Research into exosome-related biomarkers is still in a relatively early stage of development.Currently, the exploration and understanding of exosome biomarkers remain insufficient. It is imperative for the medical community to engage in multi-center collaborative efforts, leveraging extensive clinical sample resources to conduct more in-depth analysis and gain a deeper understanding of these biomarkers.This will require a prolonged development process; conservatively estimated, it will take at least another 3–5 years to achieve some breakthrough progress in this field.

 

In research on exosome-based drug delivery, the key factor lies in identifying appropriate biomarkers to achieve targeted delivery.For instance, to achieve targeted drug delivery of exosomes to specific tumors, it is necessary to investigate the biomarkers on the surface of those tumors, screen for effective biomarkers, and then engineer target-specific exosomes capable of effectively recognizing these tumor surface biomarkers.

 

VCBeat: How is the exosome-related industry currently developing both domestically and internationally? Compared to foreign markets, what is the magnitude of the development gap, and in which aspects are these gaps primarily manifested?

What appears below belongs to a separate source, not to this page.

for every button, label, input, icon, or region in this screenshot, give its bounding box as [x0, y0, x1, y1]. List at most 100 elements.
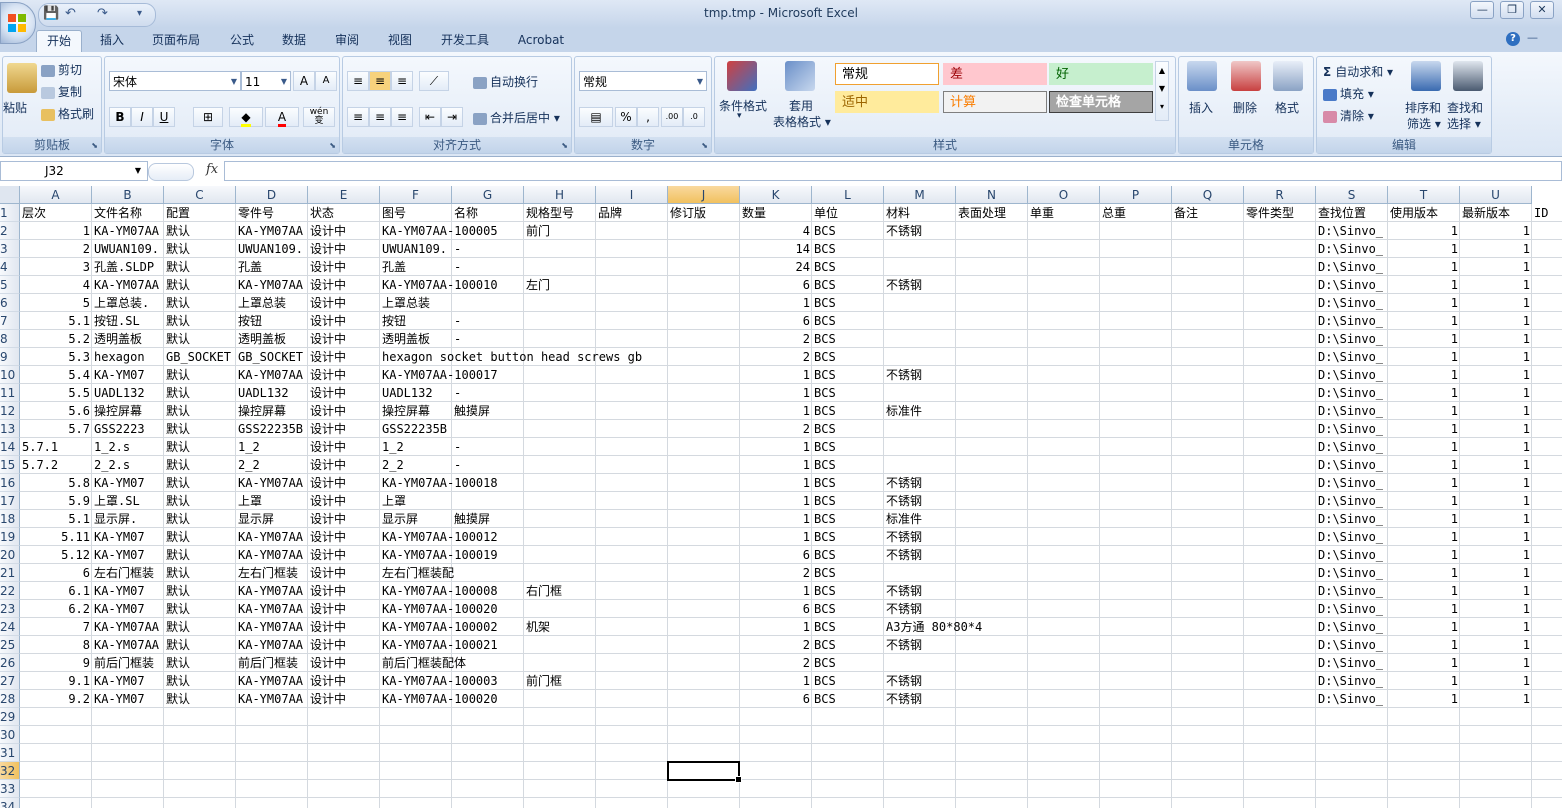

Gao Bo:Currently, there is still a significant gap between the development of exosome research in China and abroad. In terms of industrial translation research in the field of exosomes,Overseas, the field has been developing for many years, yielding some breakthrough achievements and giving rise to relatively mature companies. In contrast, research in the exosome sector in China has only gained momentum in recent years, with the related market still in its nascent stage.Some startups have begun seeking financing in the capital markets. Rough estimates suggest that China lags behind other countries by at least five years in the industrialization research of exosomes.

 

The gap is mainly attributed to two factors: first, insufficient in-depth research on exosomes; second, inadequate supporting infrastructure for industrialization.Although research on exosomes is currently flourishing in the scientific community, in-depth studies remain insufficient, lacking innovation, and applications are still in their infancy. Furthermore, several key challenges constrain the development of the exosome industry, including targeted delivery, isolation and purification, drug-loading efficiency, and formulation. Breakthroughs in these fundamental areas are prerequisite to achieving industrial-scale advancement.

 

Is the Declining “Hype” Around Exosome Research Actually a Step Toward Greater “Depth”?

 

VCBeat: One final question concerns the shifting level of interest in exosome research both domestically and internationally. We have learned that among last year’s National Natural Science Foundation of China (NSFC) grant applications, there were 2,000 projects related to exosomes, whereas this year the number has dropped to just over 1,000—a decline of nearly half. Does this indicate a waning enthusiasm for exosome research?

 

Gao Bo:The decline in the number of exosome-related projects funded by the National Natural Science Foundation of China does not indicate a waning interest in exosome research; rather, it signifies that exosome-related studies are advancing to a more sophisticated stage.In the early stages, research on exosomes was not yet in-depth, making it relatively easy to identify novel angles for grant applications. However, as extensive research on exosomes has been conducted, securing funding for exosome-related projects has naturally become more challenging.

 

Future fundamental research on exosomes will be relatively focused on exploring key issues, such as exosome targeting, drug-loaded exosomes, and the discovery of disease biomarkers.Therefore, this represents a normal, step-by-step evolutionary process. Exosome-related research topics suspected of being “salami-sliced” or lacking substantive scientific merit will be rejected. Consequently, exosome research efforts will become concentrated among a select group of scientists, and the execution of these projects will require greater financial support.